An Economic History Lesson for the Historically Challenged

link here to article

Conservatives like to portray Obama as a socialist. Liberals think of Nixon as a far right conservative. Bruce Bartlett, formerly of the Reagan administration, shows us that economic history is poorly understood. He provides a history lesson that reveals Obama and Clinton as economic conservatives, and shows that Richard Nixon was more of an economic liberal than either of them. The Democratic Party hasn't had a real liberal president since Lyndon Johnson, who gave us the "Great Society" on top of FDR's New Deal.
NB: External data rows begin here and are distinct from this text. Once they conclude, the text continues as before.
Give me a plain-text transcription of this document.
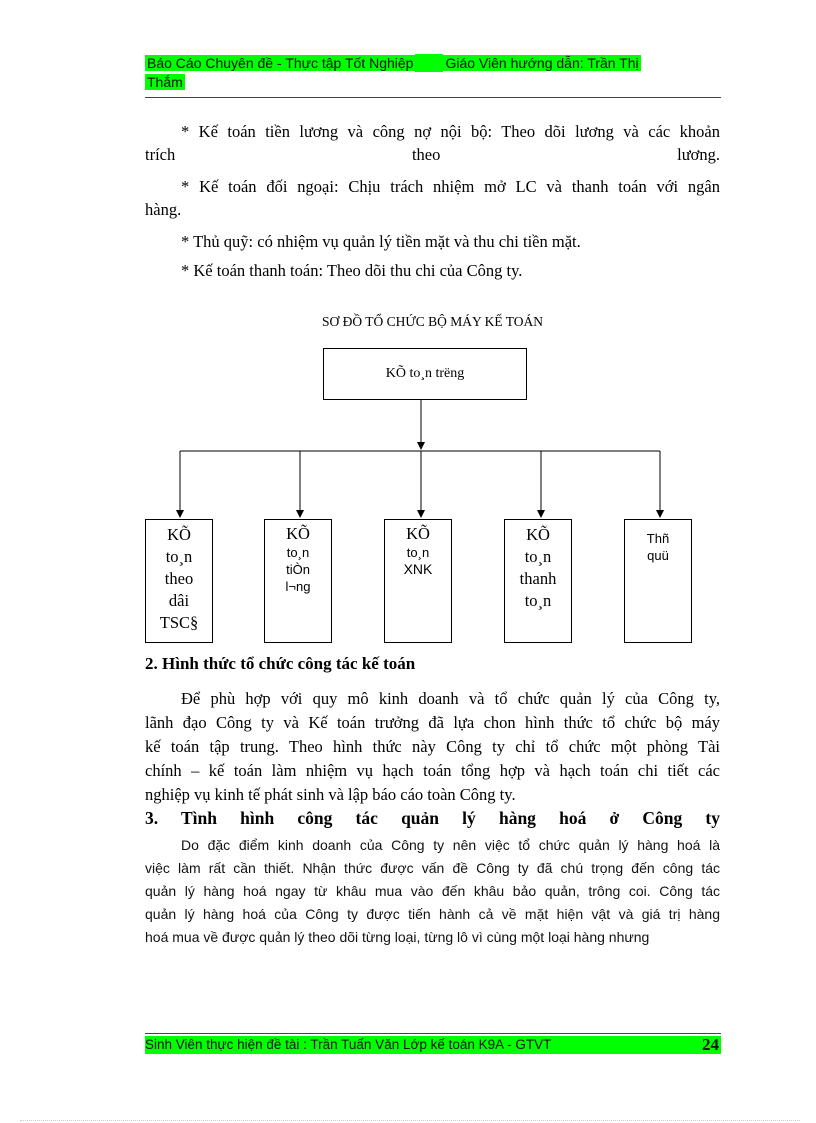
Báo Cáo Chuyên đề - Thực tập Tốt Nghiệp Giáo Viên hướng dẫn: Trần Thị
Thắm
* Kế toán tiền lương và công nợ nội bộ: Theo dõi lương và các khoản
trích	theo	lương.
* Kế toán đối ngoại: Chịu trách nhiệm mở LC và thanh toán với ngân
hàng.
* Thủ quỹ: có nhiệm vụ quản lý tiền mặt và thu chi tiền mặt.
* Kế toán thanh toán: Theo dõi thu chi của Công ty.
SƠ ĐỒ TỔ CHỨC BỘ MÁY KẾ TOÁN
KÕ to¸n trëng
KÕ
to¸n
theo
dâi
TSC§
KÕ
to¸n
tiÒn
l¬ng
KÕ
to¸n
XNK
KÕ
to¸n
thanh
to¸n
Thñ
quü
2. Hình thức tổ chức công tác kế toán
Để phù hợp với quy mô kinh doanh và tổ chức quản lý của Công ty,
lãnh đạo Công ty và Kế toán trưởng đã lựa chon hình thức tổ chức bộ máy
kế toán tập trung. Theo hình thức này Công ty chỉ tổ chức một phòng Tài
chính – kế toán làm nhiệm vụ hạch toán tổng hợp và hạch toán chi tiết các
nghiệp vụ kinh tế phát sinh và lập báo cáo toàn Công ty.
3. Tình hình công tác quản lý hàng hoá ở Công ty
Do đặc điểm kinh doanh của Công ty nên việc tổ chức quản lý hàng hoá là
việc làm rất cần thiết. Nhận thức được vấn đề Công ty đã chú trọng đến công tác
quản lý hàng hoá ngay từ khâu mua vào đến khâu bảo quản, trông coi. Công tác
quản lý hàng hoá của Công ty được tiến hành cả về mặt hiện vật và giá trị hàng
hoá mua về được quản lý theo dõi từng loại, từng lô vì cùng một loại hàng nhưng
Sinh Viên thực hiện đề tài : Trần Tuấn Văn Lớp kế toán K9A - GTVT	24
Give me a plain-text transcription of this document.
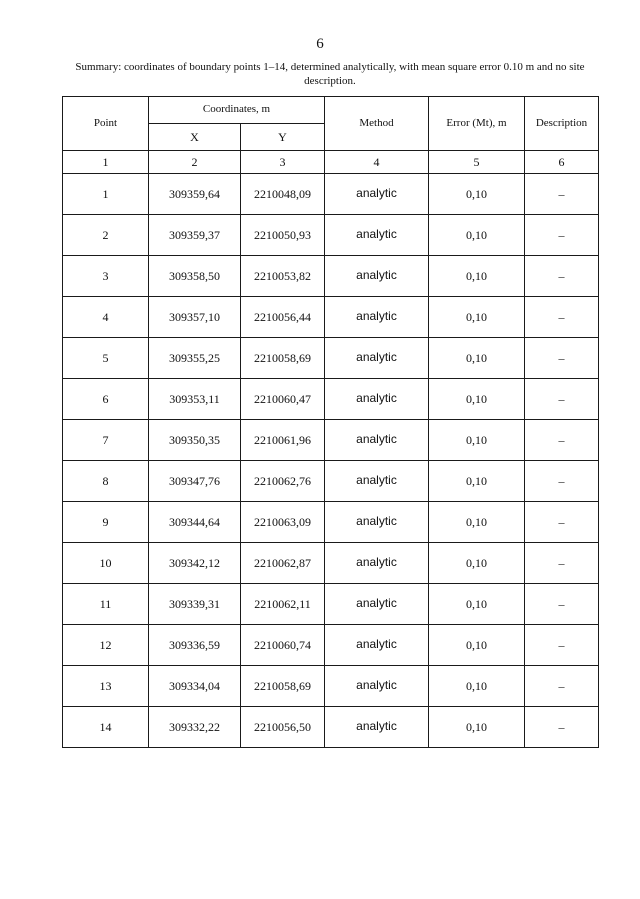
6
Summary: coordinates of boundary points 1–14, determined analytically, with mean square error 0.10 m and no site description.
Point	Coordinates, m		Method	Error (Mt), m	Description
	X	Y			
1	2	3	4	5	6
1	309359,64	2210048,09	analytic	0,10	–
2	309359,37	2210050,93	analytic	0,10	–
3	309358,50	2210053,82	analytic	0,10	–
4	309357,10	2210056,44	analytic	0,10	–
5	309355,25	2210058,69	analytic	0,10	–
6	309353,11	2210060,47	analytic	0,10	–
7	309350,35	2210061,96	analytic	0,10	–
8	309347,76	2210062,76	analytic	0,10	–
9	309344,64	2210063,09	analytic	0,10	–
10	309342,12	2210062,87	analytic	0,10	–
11	309339,31	2210062,11	analytic	0,10	–
12	309336,59	2210060,74	analytic	0,10	–
13	309334,04	2210058,69	analytic	0,10	–
14	309332,22	2210056,50	analytic	0,10	–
Bartlett's analysis is interesting. I think that we sometimes define Democrats as liberal based upon support for social values rather than on their economic values. Richard Nixon certainly ran for office proclaiming support for traditional conservative social values. That is what defined his "southern strategy" and characterized his campaign strategy. On the other hand, Nixon once proclaimed "that we are all Keynesian's now". Lyndon Johnson understood the difference between economic and social values. After passing the civil rights law, he lamented that democrats would never again carry a southern state. He was almost right. The previously "solid south" which voted democratic since the civil war, became the republican solid south. That happened despite the popularity of the Great Society programs in the general population, including the south.